Let me state inter alia, that everything written here is my personal opinion and after that, anybody willing to draw conclusions can conveniently do that at his own convenience. More importantly anyway, I have scant concern for other people’s conclusions.
The background to this is that the governor of Ekiti State, Mr Ayodele Fayose has never hidden his desire for the Peoples Democratic Party (PDP) to continue in power before the 2015 general election deemed it otherwise, but he campaigned vigorously for the election. One fact was that he won the state for the PDP, although it did not matter in the end.
He has since become the most potent critic of the current administration in the country. Unfortunately, many Nigerians are divided about his criticisms of the All Progressives Congress (APC)-led government, particularly its president, Muhammadu Buhari and his style of governance.
I am of the belief that the governor is making sense and his criticisms are worth the salt in every ramification. I am one of those who don’t care who rules us, whether Hausa, Yoruba or Igbo; what I appreciate is good governance. And this is what I believe is the kernel of Fayose’s arguments.
One thing that is certain today is that the APC has not served us what it promised during the electioneering period; rather what we are seeing today is a complete deviation from all that were promised which made many voters to root for them. This is where those who have not seen the wisdom in Fayose’s criticisms missed the point.
Most of the voters who opted for an APC government would have had a rethink were they to know that what they would get today are promises of a better tomorrow when their today is mired in hunger and poverty. It is not a joke that the average Nigerian is faced with a bleak today than it was yesterday. The suffering in the land is monumental to the extent that many cannot afford to feed their families any longer. What would those people think about ‘please be patient with us’ singsong of this administration?
In any case, it is my fervent belief that nothing concrete may come from all the ‘waiting for the Godot’ being bandied about by the leadership of the ruling party, many of whom are anyway immune from the hardship being unleashed on the masses. The government is unleashing various policies that seem to target the soul of the masses and some people are still saying we must be patient. It is clear that the fuel increase will make a mess of whatever result the government expects to get from all these policies that have pauperised the better part of Nigerians who are daily facing rising cost of living.
One would then wonder why the government of the day is intolerant of simple criticism from somebody who knows what it means to confront poverty at its rawest form as being experienced in the country today with no end in sight. If the government is not intolerant, then why is it hell-bent on bringing down the governor for his criticisms of the administration? My belief is that no governor or simply put, nobody in government, whether today or in past who can lay claim to being totally clean and then the question would be, why Fayose alone? I think he should be left alone if the central government is not witch-hunting him for daring to say the minds of millions of Nigerians.
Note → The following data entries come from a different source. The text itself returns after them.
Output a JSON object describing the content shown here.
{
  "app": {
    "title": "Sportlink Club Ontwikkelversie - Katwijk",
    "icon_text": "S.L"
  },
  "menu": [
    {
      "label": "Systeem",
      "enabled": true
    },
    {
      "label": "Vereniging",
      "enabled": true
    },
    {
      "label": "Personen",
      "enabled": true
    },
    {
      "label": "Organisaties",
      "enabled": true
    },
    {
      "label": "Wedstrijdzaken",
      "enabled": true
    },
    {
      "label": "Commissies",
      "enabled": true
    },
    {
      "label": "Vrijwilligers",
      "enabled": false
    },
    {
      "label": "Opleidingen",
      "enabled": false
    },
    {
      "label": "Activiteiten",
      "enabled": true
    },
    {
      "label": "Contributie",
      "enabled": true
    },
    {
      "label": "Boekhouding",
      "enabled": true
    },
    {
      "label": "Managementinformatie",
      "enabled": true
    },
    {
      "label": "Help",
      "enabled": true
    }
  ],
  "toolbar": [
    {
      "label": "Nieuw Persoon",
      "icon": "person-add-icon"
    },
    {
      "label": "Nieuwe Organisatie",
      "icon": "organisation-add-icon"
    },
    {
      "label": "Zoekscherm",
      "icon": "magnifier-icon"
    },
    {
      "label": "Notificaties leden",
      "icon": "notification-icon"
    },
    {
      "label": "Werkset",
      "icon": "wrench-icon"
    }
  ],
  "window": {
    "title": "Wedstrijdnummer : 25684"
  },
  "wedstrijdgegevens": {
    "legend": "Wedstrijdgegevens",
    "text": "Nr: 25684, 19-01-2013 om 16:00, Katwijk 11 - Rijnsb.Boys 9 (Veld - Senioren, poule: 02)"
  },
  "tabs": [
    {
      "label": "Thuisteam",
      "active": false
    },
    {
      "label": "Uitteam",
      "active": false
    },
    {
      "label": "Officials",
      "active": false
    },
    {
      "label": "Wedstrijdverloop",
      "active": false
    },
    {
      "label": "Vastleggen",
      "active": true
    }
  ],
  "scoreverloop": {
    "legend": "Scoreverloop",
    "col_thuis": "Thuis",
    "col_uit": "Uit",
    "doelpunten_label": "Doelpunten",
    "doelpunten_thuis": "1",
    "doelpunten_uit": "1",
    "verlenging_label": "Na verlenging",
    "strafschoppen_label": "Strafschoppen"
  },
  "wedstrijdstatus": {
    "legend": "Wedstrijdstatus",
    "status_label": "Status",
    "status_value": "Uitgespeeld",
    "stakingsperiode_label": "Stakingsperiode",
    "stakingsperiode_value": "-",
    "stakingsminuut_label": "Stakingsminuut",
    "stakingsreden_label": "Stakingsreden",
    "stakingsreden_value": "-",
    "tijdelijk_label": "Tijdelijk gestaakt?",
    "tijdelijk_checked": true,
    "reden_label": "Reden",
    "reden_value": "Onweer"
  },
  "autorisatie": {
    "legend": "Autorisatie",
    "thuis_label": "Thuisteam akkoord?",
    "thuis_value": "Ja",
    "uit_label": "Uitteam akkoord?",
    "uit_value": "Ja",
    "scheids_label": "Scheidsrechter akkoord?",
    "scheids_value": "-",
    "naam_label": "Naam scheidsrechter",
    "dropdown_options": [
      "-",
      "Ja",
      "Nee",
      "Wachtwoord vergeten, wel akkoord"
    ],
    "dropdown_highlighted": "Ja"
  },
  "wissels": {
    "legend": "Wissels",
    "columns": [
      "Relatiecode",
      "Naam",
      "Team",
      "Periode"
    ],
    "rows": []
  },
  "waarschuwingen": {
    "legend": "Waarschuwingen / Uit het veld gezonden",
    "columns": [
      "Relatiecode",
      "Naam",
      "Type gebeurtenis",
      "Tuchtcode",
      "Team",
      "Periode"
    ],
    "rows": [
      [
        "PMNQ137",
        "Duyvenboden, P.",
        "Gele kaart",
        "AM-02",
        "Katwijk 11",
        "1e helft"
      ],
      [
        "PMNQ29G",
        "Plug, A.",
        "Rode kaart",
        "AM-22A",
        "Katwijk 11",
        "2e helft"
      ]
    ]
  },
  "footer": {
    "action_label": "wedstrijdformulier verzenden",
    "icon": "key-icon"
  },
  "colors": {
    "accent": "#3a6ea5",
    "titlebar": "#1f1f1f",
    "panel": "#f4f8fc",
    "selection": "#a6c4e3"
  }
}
I have never heard the man speak before but I was not surprised at his articulate disposition when he was a guest on the programme of a radio station based in Ibadan, recently. As I drove from my house to the office on that day, I noticed that many people were glued to their radio sets and a lone voice was blaring out. The rapt attention a lot of people paid to the programme aroused my curiousity and I turned on my car radio to also listen. All the way to my office, it was as if a messiah had come to town with the way the people listened to him. It was the subject of discussions in many circles for days to come. The truth is that the man had spoken the minds of millions of Nigerians who are at the receiving end of the hardship being inflicted on them in the name of CHANGE.
Adewumi sent this piece from Ibadan.